Il n’est pas d’indice plus révélateur de notre humanité que celui de sentir au plus profond de soi la souffrance des autres, inconnus devenus d’un seul coup du destin tout proches. Reprocherait-on à l’avocat de faire preuve d’empathie à l’égard de son client ? C’est le propre du métier de la défense, cela vient tout simplement de la fascination pour l’être humain, pour tout ce qu’il recèle. Ceux qui ne l’ont pas compris ont choisi de faire un travail de mercenaires, je ne leur en tiens pas rigueur.
Le temps d’un procès on est submergés par l’affliction d’un innocent jeté en prison pour d’obscures accusations, juste parce qu’il est mis en cause par des malfrats de grand chemin mis aux arrêts. Quel crédit peut-on accorder en justice aux déclarations de malfaiteurs notoires ? Telle est toute la question.

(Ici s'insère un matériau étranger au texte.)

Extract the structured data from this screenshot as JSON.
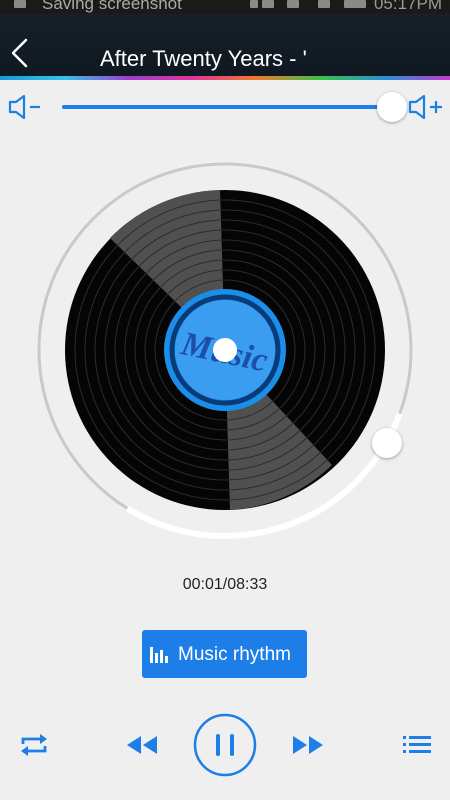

Chaque jour m’apporte un exemple supplémentaire d’une justice aveuglément faillible. La loi demande au juge d’être impartial, dans le jargon juridique on dit qu’il doit instruire « à charge et à décharge ». Dans la pratique, le juge instruit à charge seulement, pis encore, il joue, lui aussi le rôle de l’accusation. Et balaye d’un revers de main tous les principes procéduraux auxquels la loi le soumet : le doute profite à l’accusé, la présomption d’innocence …
Les représentants du parquet jouent le rôle d’inquisiteurs vindicatifs et drapés dans leur principe sacro-saint de l’opportunité des poursuites, envoient par réflexe tous les prévenus ordinaires aux affres de la détention. Avec l’instruction, la mesure de la détention préventive, légalement limitée à un mois pour les délits se voit proroger indéfiniment.
Les juges marocains préfèrent priver les prévenus de leur liberté, alors que la loi considère la détention préventive comme « une mesure exceptionnelle ». Tout en sachant qu’ils peuvent  bel et bien ordonner d’autres mesures alternatives, comme la mise sous contrôle judiciaire ou le retrait du passeport et la fermeture des frontières, etc. Mais nos valeureux magistrats préfèrent l’incarcération et justifient machinalement cela par le fait que les nécessités de l’enquête l’exigent. En quoi la détention d’un père ou d’une mère de famille, malade, qui plus est, pourrait-elle servir l’avancement d’une enquête grippée et lente, je me le demande.
Quand on débat dans des rassemblements scientifiques avec les responsables judiciaires de la détention préventive outrancière, ils sont tous pour la présomption d’innocence et la poursuite en état de liberté….D’ailleurs le ministère de la Justice et des « Libertés », qui reste « malgré tout » le faiseur de « la politique criminelle » incite à plusieurs reprises les tribunaux à n’ordonner l’incarcération pendant l’enquête que dans des cas extrêmement rares. Sous leurs toges, les juges se refusent à  jouer le rôle de libres penseurs. Cette contradiction me laisse perplexe.